Rostov looked in the indicated direction: "In the house? In the freezer?"

"In the field. We don't do cold turkey around here. We got a lust for life. It's easy. It's like hypnotising chickens.", Mister Turan answered. He invited the taxi driver to a cup of fresh coffee. Don't expect any help here. Rostov took a deep breath. Being married to an LSD agent is a lot more than a job. He entered the field and strode towards the first turkey he saw. The turkey saw him too. Its sixth sense warned him: this tall man in his expensive suit was not here to play chicken with him. The big, black bird took off towards the other end of the field and advised its family to join him in the race. Rostov increased his speed to a jog, then to a run, to a sprint, and finally attempted to break the world record on the long jump, arms forward, aiming for the neck of the turkey. The turkey won. The expensive suit lost. Rostov looked at himself, head to toe covered in mud, but he didn't want to surrender too easily: "You want to play rough? Okay, we play rough." But his Italian shoes were not made for hiking or mud wrestling, the turkey played on his home ground, and after ten more minutes of desperate attempts, Rostov was still empty-handed. A thick layer of mud avoided the steam coming out of his ears.

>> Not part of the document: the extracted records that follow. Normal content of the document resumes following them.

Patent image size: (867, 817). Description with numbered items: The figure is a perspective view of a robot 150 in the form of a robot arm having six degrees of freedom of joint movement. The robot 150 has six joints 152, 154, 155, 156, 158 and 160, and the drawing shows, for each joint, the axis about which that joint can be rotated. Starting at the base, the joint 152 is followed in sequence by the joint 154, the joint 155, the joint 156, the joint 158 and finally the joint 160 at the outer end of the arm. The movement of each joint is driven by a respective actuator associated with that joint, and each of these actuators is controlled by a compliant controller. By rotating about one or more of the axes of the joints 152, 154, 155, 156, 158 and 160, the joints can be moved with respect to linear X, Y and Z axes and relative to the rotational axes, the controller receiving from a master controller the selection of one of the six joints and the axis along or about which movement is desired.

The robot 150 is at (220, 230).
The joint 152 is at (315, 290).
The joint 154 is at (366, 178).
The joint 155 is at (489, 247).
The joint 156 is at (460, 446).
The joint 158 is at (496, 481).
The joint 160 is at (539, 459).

He decided to go for help. He returned to the table in front of the house, where Mister Turan and the taxi driver were on the second round of the coffee break, and asked: "Can you please catch the birds for me? I'll pay you extra."

"How much extra?"

"I'll double the price." Rostov counted twelve more banknotes of 100 liras and put them on the table.

Mister Turan looked at them and shook his head: "Okay. As soon as my coffee break is over. In an hour or so."

"But... I have a plane to catch and it leaves... in about 45 minutes. It's a matter of national safety, no, of international importance, of world peace... Please, catch those birds for me."

Mister Turan looked at his customer: "You put your suit in the washing machine and you take a coffee with us. There's nothing more important than drinking coffee with your friends. If the international important people drank more coffee together and fight less, there would be fewer problems and no cases of international importance that threaten world peace."

Rostov had one last card left: "You don't understand. My wife asked me to do this. If I don't get home with twelve fresh turkeys..."

Mister Turan frowned. This was indeed a different matter; one doesn't argue with the wife. He asked: "Does she love you?"

The unusual question surprised Rostov: "Yes, she does."

Mister Turan took another cup, filled it with coffee and put it in front of Rostov on the table, while he said: "If she loves you, she'll forgive you. Kiss her when you come back home, and everything will be alright."

Rostov looked at his outfit. Come back muddy? Nobody would allow him to enter a plane, dressed this way. The coffee smelled good. Rostov smelled awful. He took his phone and sent Katja a message: «Tell the US Secretary: the new tradition is to eat vegetarian at Thanksgiving. The turkey says: "thanks".»

Then he took the battery out of his phone and went to the shower.